Interstellar warrior Onyx journeys to Earth on the trail of a colony of spores that infects planets’ inhabitants, mutating them into madness until the world consumes itself. Landing in the Nigerian jungle, she soon encounters a group of soldiers sent to investigate the spore meteor’s crash site that immediately distrust her, but are forced to team up to defeat the alien threat.

So, alien being with benevolent intentions lands on earth to hostile military reception and must prove her worth, while her motives are questioned at every turn.

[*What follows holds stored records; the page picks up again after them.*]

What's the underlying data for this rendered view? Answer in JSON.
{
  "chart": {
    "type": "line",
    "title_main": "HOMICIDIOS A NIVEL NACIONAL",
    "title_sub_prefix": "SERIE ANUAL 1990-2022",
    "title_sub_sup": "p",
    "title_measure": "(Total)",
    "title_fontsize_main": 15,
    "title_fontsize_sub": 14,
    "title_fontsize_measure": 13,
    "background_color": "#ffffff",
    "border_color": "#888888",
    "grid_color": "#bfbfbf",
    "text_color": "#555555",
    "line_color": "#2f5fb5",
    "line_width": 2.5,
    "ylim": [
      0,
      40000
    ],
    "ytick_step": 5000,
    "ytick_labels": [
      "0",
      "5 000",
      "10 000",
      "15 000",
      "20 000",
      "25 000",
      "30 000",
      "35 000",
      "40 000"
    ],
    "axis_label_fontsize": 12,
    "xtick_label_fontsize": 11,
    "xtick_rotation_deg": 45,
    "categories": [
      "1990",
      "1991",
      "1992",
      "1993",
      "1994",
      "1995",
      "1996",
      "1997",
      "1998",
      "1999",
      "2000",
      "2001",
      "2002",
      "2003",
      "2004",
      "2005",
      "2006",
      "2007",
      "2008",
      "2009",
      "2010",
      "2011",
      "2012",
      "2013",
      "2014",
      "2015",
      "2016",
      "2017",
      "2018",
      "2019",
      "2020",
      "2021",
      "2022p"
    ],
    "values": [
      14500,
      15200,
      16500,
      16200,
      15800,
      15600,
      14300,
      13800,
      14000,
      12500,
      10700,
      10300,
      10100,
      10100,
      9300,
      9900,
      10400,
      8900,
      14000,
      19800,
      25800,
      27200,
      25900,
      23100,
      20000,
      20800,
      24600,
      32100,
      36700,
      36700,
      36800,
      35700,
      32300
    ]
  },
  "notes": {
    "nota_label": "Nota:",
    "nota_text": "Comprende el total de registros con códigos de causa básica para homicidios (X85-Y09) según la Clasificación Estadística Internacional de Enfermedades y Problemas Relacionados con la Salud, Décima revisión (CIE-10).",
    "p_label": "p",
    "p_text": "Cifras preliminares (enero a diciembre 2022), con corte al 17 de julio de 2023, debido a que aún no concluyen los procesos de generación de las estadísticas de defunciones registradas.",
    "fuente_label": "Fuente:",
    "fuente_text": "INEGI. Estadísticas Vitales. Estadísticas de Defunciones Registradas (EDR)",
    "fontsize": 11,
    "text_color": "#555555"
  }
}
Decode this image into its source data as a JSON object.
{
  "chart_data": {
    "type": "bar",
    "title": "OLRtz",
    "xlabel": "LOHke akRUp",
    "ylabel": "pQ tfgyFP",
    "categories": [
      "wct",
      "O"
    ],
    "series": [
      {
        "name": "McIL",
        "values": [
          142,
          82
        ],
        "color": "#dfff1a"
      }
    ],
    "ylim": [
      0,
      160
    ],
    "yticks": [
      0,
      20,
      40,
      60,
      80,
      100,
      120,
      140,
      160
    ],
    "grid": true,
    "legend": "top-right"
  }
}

As plots go it’s not the most groundbreaking, and doesn’t get much deeper than that. It feels like a graphic version of a sci-fi action movie, with both the positive and negative connotations that implies. Some of Onyx’s quasi-noble dialogue intended to make her come across as some kind of Arthurian space-knight, instead make her sound like one of the Marvel heroes in the ‘60s who could only speak in exclamations. It also makes her regular expository speeches sound a little clunky, as though she is an impartial narrator rather than a proper character. 

The military unit might be of a realistic size, but this means there are too many characters to keep track of and not enough time to get to know them. They end up more like an assortment of faces than distinctive individuals, meaning that when any are in peril, instead of being concerned for their safety, you are attempting to remember who they actually are. Even having a cast list at the beginning of the book doesn’t really help.

However, a mediocre plot is saved by vibrant artwork, which explodes across every page in a colourful blaze of sci-fi action. Menageries of animals that are mutated by the spore constantly attack the military ensemble, chimeric abominations each more hideously magnificent than that last and all driven insane with the ambition to do nothing but kill and destroy. Small panels like the quick cutting of camera angles keep the action sequences intense and exciting, and during brief lulls, expand to reveal the alien creations in all their grotesque glory.

Onyx is weak on plot beyond its initial premise and fairly light on characterisation, but is so visually spectacular you’re still inexorably drawn to it. It’s a definitive case of style over substance, but when it’s as stylish as this, it’s difficult to be too annoyed by it.